The goal of this study was to explore the experiences of men involved in income-generating projects in the Ekurhuleni Metropolitan Municipality in reducing their poverty.
The researcher utilised a qualitative research approach and an instrumental case study research design. The sample of 18 men was purposively selected from a population of 134 who had engaged in income-generating projects from all three regions of Ekurhuleni Metropolitan Municipality. Data was collected through individual interviews and document analysis.
The study’s findings indicate that in spite of the support provided by government, the poverty level of project participants is not reduced, as the income-generating projects fail to provide sustainable livelihoods. Instead, the participants experience many challenges within the projects which impede their success. The study concludes that income-generating projects mostly fail to alleviate poverty as any reduction of poverty level is temporary and modest in magnitude. Furthermore, the failure of these projects to generate income and create employment means that young men are not attracted to the projects as capacity-building opportunities for business skills, despite the high unemployment rate of this age group.
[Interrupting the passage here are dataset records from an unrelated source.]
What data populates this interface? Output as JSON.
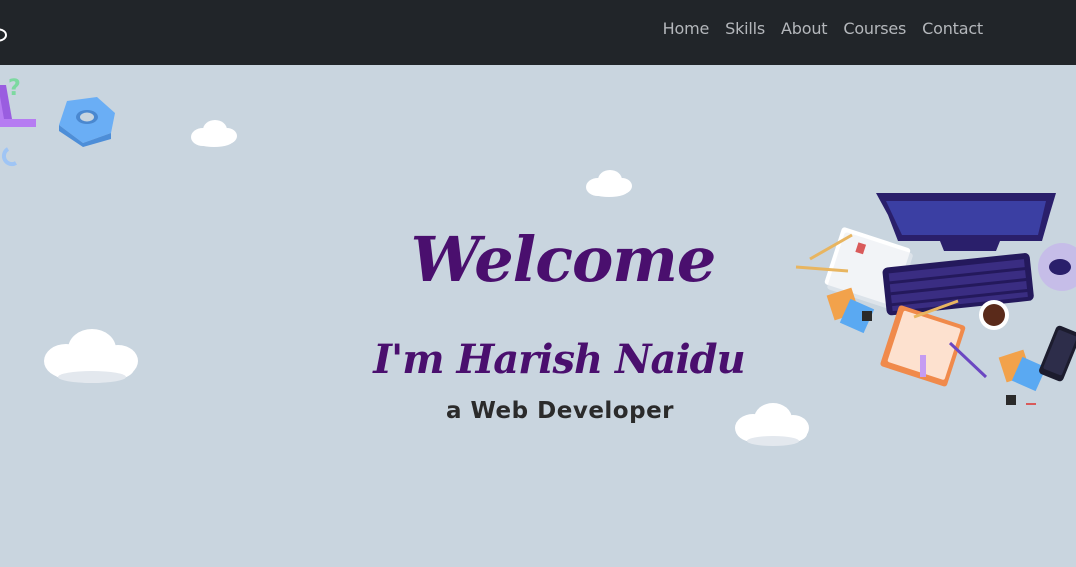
{
  "nav": {
    "links": [
      {
        "label": "Home"
      },
      {
        "label": "Skills"
      },
      {
        "label": "About"
      },
      {
        "label": "Courses"
      },
      {
        "label": "Contact"
      }
    ]
  },
  "hero": {
    "welcome": "Welcome",
    "name": "I'm Harish Naidu",
    "role": "a Web Developer"
  },
  "colors": {
    "navbar_bg": "#212529",
    "page_bg": "#c9d5df",
    "heading": "#4a0f6e",
    "nav_text": "#b4b7bb"
  },
  "icons": [
    "brand-logo-icon",
    "letters-decoration-icon",
    "hex-nut-icon",
    "cloud-icon",
    "desk-workspace-illustration"
  ]
}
Recommendations arising from this study include that the government, and in particular the Community Development Directorate within the Health and Social Department of the Ekurhuleni Metropolitan Municipality, wherein the income-generating projects are located, revise these income-generating projects for purpose of facilitating skills acquisition and access to opportunities for employment, either through formal employment or self-employment through small businesses. Furthermore, as facilitators of these projects, social workers have to become more radical in their approach and advocate for resources that will enable them to implement poverty-reduction strategies that would effect positive change to the income and sustainable livelihoods of unemployed men.